Oregon LNG has received authorization from the U.S. Department of Energy to export to free-trade agreement (FTA) nations, but it still needs to apply and obtain authorization to export to non FTA nations. The project already has the approvals it needs from Oregon’s Department of Energy, Hansen said. Hansen signaled Oregon LNG’s change of plans and the potential for a deal with Williams’ interstate pipeline in April (see NGI, April 30). If everything works as planned, Hansen said the Oregon LNG facility would be exporting LNG to the Asia Pacific in 2018.

“We’re maintaining a good part of the old [proposed import] facility so that we can import if necessary,” Hansen said. “We’re maintaining the capacity of being able to regasify what is ever in the tanks and send it back out into the system.” What will be added is a 9 million tons/year liquefaction plant, drawing on a 1.25 Bcf/d, 36-inch diameter transmission pipeline that will interconnect with the enhanced Northwest Pipeline lines at Woodland, WA, about 25 miles north of Portland.

In addition to adding billions of dollars worth of liquefaction facilities at the proposed Warrenton site, Oregon LNG has revised it proposed interconnecting pipeline to shorten it, cross the Columbia River and run easterly on the Washington side of the river for most of its now 86-mile route. The original proposal called for a 130-mile pipeline that ran easterly on the Oregon side of the river.

Oregon LNG’s newly signed agreement with Northwest Pipeline calls for the LNG project backers to pay for all of the pipeline company’s regulatory processing fees for the completion of an upgrade of two pipelines running from the Canadian border to Woodland, roughly paralleling Interstate Highway 5. The upgrades, estimated by Hansen to cost $650-$750 million, would provide two parallel 30- and 36-inch diameter pipelines to carry British Columbia and Alberta gas for export.

Pursued by a group headed by Fort Chicago Energy Partners for a half-dozen years and holding a conditional approval for an LNG import facility and connecting 230-mile transmission pipeline, Jordan Cove entered the export sector last year and won some preliminary approval for exporting to designated favored nations from DOE (see NGI, Jan. 16).

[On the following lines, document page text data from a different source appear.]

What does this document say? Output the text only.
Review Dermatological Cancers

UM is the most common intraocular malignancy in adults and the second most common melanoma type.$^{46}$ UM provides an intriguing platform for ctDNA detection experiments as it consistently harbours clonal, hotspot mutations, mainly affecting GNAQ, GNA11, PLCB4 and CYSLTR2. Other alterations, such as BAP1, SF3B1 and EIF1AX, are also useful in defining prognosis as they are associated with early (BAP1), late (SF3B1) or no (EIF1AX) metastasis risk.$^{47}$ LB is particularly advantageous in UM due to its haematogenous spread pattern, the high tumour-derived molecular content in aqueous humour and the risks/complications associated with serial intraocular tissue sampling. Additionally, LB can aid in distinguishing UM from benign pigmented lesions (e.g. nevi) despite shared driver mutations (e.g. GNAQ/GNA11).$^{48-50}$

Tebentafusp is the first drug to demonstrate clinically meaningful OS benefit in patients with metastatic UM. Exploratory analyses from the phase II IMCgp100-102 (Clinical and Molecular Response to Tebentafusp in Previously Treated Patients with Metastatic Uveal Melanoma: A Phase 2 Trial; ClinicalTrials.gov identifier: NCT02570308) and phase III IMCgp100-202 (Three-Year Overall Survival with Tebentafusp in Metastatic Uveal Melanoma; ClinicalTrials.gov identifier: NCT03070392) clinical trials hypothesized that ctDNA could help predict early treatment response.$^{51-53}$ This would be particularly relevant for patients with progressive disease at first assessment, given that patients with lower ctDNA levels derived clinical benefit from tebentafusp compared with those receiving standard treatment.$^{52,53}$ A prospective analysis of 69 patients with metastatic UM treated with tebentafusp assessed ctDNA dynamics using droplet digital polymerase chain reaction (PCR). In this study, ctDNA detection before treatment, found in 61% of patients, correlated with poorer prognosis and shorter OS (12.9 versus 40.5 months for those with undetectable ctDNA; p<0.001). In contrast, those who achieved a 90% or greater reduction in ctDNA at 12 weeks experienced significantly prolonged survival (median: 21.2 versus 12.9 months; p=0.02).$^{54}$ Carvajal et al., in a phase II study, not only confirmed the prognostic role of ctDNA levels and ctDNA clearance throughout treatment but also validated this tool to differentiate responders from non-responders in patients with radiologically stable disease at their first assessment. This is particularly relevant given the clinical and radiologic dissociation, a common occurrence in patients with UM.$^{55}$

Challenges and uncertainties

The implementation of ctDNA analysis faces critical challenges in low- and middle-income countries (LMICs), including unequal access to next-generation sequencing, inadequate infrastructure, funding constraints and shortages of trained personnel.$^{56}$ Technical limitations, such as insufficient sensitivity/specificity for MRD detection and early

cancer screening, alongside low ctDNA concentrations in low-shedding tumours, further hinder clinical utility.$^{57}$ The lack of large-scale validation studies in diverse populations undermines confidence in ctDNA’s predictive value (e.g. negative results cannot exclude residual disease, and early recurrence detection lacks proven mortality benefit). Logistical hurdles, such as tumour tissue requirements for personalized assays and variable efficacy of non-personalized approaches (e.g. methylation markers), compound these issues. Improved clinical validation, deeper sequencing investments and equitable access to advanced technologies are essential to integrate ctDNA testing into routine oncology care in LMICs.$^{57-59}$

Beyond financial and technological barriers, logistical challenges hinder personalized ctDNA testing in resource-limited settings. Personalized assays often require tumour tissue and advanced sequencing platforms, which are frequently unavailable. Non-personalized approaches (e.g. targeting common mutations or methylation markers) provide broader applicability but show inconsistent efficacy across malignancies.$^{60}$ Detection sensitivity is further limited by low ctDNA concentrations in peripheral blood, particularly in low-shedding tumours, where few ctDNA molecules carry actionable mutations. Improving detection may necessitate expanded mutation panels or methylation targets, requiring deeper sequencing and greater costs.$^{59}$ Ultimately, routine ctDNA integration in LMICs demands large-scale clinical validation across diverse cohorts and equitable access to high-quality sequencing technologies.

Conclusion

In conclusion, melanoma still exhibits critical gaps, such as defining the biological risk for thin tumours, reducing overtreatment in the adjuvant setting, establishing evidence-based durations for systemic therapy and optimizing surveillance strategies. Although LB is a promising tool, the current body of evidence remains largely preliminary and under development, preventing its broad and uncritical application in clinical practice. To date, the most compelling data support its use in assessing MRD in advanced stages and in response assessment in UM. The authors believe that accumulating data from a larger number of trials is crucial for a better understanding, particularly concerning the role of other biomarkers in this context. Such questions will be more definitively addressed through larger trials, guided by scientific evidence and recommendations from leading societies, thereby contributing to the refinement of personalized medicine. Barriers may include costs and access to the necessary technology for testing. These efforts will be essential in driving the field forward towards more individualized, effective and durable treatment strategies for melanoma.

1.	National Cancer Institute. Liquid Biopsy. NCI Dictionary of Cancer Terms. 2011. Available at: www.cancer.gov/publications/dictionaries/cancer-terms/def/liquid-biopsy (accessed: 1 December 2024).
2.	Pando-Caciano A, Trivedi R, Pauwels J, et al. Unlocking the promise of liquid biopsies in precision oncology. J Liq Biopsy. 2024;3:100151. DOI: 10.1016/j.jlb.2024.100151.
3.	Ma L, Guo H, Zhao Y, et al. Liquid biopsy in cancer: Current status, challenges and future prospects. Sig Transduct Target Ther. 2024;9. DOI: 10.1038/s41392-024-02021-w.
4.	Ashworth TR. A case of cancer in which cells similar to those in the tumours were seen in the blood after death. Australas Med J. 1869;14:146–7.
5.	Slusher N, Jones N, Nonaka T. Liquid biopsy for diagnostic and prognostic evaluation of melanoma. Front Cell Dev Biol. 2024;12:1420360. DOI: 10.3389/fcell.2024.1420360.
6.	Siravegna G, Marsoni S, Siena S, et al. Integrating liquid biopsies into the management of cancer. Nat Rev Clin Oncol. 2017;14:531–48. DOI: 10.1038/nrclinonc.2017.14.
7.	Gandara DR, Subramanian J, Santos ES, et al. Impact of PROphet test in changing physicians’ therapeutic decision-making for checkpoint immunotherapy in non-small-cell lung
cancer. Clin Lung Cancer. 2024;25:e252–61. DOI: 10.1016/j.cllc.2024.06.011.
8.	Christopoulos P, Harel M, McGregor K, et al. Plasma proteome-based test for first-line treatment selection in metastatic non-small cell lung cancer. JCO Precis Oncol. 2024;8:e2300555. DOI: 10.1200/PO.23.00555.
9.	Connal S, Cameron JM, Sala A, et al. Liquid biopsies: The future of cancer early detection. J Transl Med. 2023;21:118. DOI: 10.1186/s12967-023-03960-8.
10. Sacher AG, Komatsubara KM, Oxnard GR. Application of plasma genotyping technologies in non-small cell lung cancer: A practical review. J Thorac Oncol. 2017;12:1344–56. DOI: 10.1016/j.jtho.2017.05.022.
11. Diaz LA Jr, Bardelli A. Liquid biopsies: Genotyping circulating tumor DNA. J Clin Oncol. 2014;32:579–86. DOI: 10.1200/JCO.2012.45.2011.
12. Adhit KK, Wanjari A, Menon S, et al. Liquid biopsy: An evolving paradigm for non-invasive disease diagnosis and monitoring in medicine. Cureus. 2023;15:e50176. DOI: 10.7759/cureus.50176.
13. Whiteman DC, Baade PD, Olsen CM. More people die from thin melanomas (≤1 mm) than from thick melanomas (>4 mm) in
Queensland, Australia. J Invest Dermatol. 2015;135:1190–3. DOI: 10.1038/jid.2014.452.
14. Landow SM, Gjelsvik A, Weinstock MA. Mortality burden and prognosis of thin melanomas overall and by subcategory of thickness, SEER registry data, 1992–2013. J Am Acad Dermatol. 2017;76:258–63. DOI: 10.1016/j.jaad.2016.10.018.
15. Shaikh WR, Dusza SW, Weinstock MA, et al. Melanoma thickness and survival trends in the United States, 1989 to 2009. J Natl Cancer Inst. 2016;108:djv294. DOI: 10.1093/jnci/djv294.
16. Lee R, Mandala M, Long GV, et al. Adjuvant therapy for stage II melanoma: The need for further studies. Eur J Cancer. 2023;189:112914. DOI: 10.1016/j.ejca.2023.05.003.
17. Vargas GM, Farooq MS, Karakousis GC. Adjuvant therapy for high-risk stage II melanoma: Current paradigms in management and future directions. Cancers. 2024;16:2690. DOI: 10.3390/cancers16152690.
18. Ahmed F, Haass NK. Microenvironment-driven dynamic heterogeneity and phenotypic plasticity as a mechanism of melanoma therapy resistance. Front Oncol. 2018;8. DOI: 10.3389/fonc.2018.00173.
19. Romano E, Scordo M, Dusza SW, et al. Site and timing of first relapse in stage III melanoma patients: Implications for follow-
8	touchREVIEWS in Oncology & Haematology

Hansen said there is plenty of room for two LNG export facilities in Oregon because the potential supplies coming out of Western Canada in the years to come are expected to be huge and demand among Pacific Asian nations is going to be substantial. He also thinks that Oregon LNG costs for getting the supplies to its liquefaction facility are going to be much lower than rivals on either side of the international border.